Mestre Beto conta ainda que, ao longo dos anos, a bateria sempre aproveitou ocasiões menos decisivas, como apresentações em quadras de outras agremiações, para fazer um “boom bap”, que é uma batida típica do rap.
Agora, com este enredo e num contexto em que o quesito bateria passou a exigir das escolas algum arranjo diferenciado, a escola mais tradicional da cidade vai dar um inesperado passo adiante e levar o som do trap – uma vertente do rap – para o desfile oficial:
“A gente achou a batida do trap na parte que diz ‘solta o som, alô DJ / que eu mando a rima pra embalar manos e minas / na batida perfeita meu rap / é a voz’. O rap e o samba vêm da mesma árvore. Mudam os caminhos, mas o final é o mesmo. E uma das poucas baterias ainda tradicionais de São Paulo introduziu o trap no samba-enredo sem perder a identidade”, garante o mestre.

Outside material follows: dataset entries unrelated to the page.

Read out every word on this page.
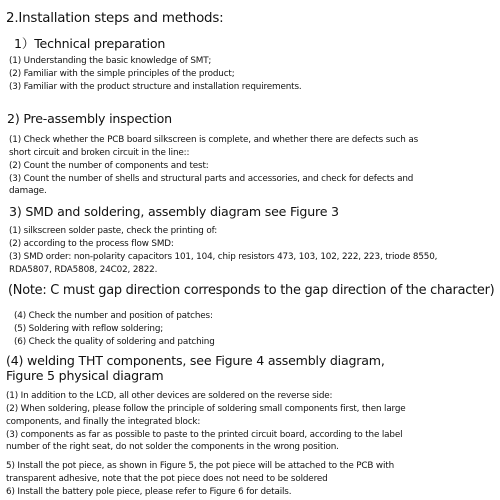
2.Installation steps and methods:
1）Technical preparation
(1) Understanding the basic knowledge of SMT;
(2) Familiar with the simple principles of the product;
(3) Familiar with the product structure and installation requirements.
2) Pre-assembly inspection
(1) Check whether the PCB board silkscreen is complete, and whether there are defects such as
short circuit and broken circuit in the line::
(2) Count the number of components and test:
(3) Count the number of shells and structural parts and accessories, and check for defects and
damage.
3) SMD and soldering, assembly diagram see Figure 3
(1) silkscreen solder paste, check the printing of:
(2) according to the process flow SMD:
(3) SMD order: non-polarity capacitors 101, 104, chip resistors 473, 103, 102, 222, 223, triode 8550,
RDA5807, RDA5808, 24C02, 2822.
(Note: C must gap direction corresponds to the gap direction of the character)
(4) Check the number and position of patches:
(5) Soldering with reflow soldering;
(6) Check the quality of soldering and patching
(4) welding THT components, see Figure 4 assembly diagram,
Figure 5 physical diagram
(1) In addition to the LCD, all other devices are soldered on the reverse side:
(2) When soldering, please follow the principle of soldering small components first, then large
components, and finally the integrated block:
(3) components as far as possible to paste to the printed circuit board, according to the label
number of the right seat, do not solder the components in the wrong position.
5) Install the pot piece, as shown in Figure 5, the pot piece will be attached to the PCB with
transparent adhesive, note that the pot piece does not need to be soldered
6) Install the battery pole piece, please refer to Figure 6 for details.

Segundo Beto, esse processo foi conduzido em parceria com o produtor musical DJ Cia.
Grafite na avenida
Depois de falar do rap e do break, o desfile vai exaltar a outra das vertentes do movimento hip hop: o grafite. A terceira alegoria do desfile vai reproduzir o projeto Favela Galeria, que, a partir do trabalho dos grafiteiros, transformou uma comunidade no bairro de São Mateus, na Zona Leste de São Paulo, em uma galeria de arte a céu aberto.
A alegoria está sendo desenvolvida por oito artistas negros e periféricos – quatro homens e quatro mulheres – numa tentativa de romper com os padrões estéticos dos desfiles no Anhembi:
“Esse enredo me tirou da zona de conforto porque eu mesmo percebi que eu estava domesticado pelo paralelismo, pela simetria… Procurei artistas que tivessem uma produção que fugisse desse padrão erudito”, conta Sidnei França.
O encerramento do desfile será o manifesto paulistano do samba e do hip hop. É quando os ritmos se juntam para ocupar os espaços de São Paulo e para apagar os nomes de bandeirantes e ditadores das ruas e rodovias da cidade: “A gente quer relativizar os símbolos e as construções que deram a São Paulo e que não nos servem”.
Os logradouros paulistanos e as estradas que cortam a capital paulista ganharão, na última alegoria, os nomes de figuras como Madrinha Eunice, fundadora de uma das primeiras escolas de samba de São Paulo (a Lavapés); Brenda Lee, reconhecida por seu trabalho de assistência a portadores de HIV na década de 1980; e Sueli Carneiro, fundadora do Instituto Geledés, de grande importância para o processo de politização de rappers e MCs.